By Nangayi Guyson – The United States has urged Egypt to immediately lift an emergency law and launch democratic reforms as protesters staged the biggest show of defiance against President Hosni Mubarak in a three-week-old revolt.
Vice-President Joe Biden made the call during a telephone conversation with his Egyptian counterpart Omar Suleiman.
However, Mubarak’s newly appointed deputy, Vice President Omar Suleiman, warned that hasty reforms could spell “chaos” in the Arab world’s most populous nation.
Separately, President Barack Obama’s spokesman, Robert Gibbs, said Mr Suleiman’s remarks about Egypt not being ready for democracy were “particularly unhelpful”.
The focus now seems not to be on President Mubarak and his future but on what the White House calls “concrete reforms”, our North America editor says.
So far the administration’s repeated suggestions over the last week have been met largely by grudging commitments from the Egyptian authorities and little action, he adds.
As the protests entered their third week, hundreds of thousands of Egyptians poured into Cairo’s Tahrir Square for the latest protest. Initial attempts by the army to check the identity cards of those joining the demonstration were quickly abandoned because of the sheer weight of numbers.
“I’m not a hero, you are the heroes”
In Cairo, one of the biggest anti-government rallies since the protests began on 25 January was seen at the iconic Tahrir Square, hailing a charismatic cyber activist and Google executive whose Facebook site helped kick-start the unprecedented protests.
Many carried banners praising the internet social networks Facebook and Twitter, which have become vital mobilising tools for the opposition, thanks to online campaigners like the Google executive, Wael Ghonim.
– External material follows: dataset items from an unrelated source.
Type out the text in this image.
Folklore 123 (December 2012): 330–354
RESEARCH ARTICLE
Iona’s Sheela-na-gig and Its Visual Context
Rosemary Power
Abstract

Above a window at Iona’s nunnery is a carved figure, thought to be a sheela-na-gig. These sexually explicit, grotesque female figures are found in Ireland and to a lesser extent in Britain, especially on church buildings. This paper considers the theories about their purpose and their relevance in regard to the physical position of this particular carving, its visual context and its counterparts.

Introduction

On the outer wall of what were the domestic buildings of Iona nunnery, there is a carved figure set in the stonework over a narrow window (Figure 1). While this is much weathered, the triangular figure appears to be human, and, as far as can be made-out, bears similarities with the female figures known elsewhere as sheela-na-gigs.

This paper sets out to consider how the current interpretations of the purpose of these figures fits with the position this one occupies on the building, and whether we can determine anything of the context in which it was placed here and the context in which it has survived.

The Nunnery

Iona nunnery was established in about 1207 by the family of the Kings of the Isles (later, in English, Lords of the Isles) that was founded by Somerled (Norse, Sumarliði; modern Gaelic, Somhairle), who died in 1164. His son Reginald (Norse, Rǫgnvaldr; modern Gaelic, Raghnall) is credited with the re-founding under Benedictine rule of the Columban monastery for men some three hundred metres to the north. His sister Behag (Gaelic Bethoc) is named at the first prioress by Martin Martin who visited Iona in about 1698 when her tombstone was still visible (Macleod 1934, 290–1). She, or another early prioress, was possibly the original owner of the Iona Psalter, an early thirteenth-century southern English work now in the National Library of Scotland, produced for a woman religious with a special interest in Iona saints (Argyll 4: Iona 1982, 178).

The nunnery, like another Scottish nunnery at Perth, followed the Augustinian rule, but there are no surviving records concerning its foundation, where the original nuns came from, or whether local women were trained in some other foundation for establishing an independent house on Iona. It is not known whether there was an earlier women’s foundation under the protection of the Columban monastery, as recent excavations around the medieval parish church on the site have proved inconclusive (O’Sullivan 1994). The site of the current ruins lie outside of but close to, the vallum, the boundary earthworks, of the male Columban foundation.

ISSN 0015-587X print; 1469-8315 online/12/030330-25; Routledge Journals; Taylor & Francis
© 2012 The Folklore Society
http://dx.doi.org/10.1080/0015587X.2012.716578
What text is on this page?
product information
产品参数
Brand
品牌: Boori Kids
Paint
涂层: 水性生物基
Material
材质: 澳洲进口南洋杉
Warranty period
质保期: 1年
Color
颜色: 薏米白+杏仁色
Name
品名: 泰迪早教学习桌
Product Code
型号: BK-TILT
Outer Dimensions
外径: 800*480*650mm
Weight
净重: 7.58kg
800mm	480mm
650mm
Ghonim, who was freed after being detained and blindfolded for 12 days, told an adoring crowd: “Egyptians deserve a better life”.
“Today one of those dreams has actually come true, which is actually putting all of us together and as one hand believing in something.”I’m not a hero, you are the heroes, you’re the ones who stayed on this square,” said Ghonim, who on Monday had tearfully described his ordeal at the hands of state security.
Earlier, the regime had issued a decree forming a committee to oversee constitutional changes ahead of elections due in September.
Mubarak, who has been in power for 30 years, says he will not stand for re-election and on Monday pledged to raise public-sector wages by 15%.
But many protestors, rate at mass unemployment, raging inflation and repression under Mubarak, are demanding the 82-year-old strongman’s immediate departure.
The unrest over the last two weeks has seen fierce clashes with police, and pitched battles between protesters and Mubarak supporters.
Human Rights Watch (HRW) researchers say they have confirmed the deaths of 297 people since 28 January, based on a count from eight hospitals in the cities of Cairo, Alexandria and Suez. No comprehensive death toll has been given by the Egyptian government.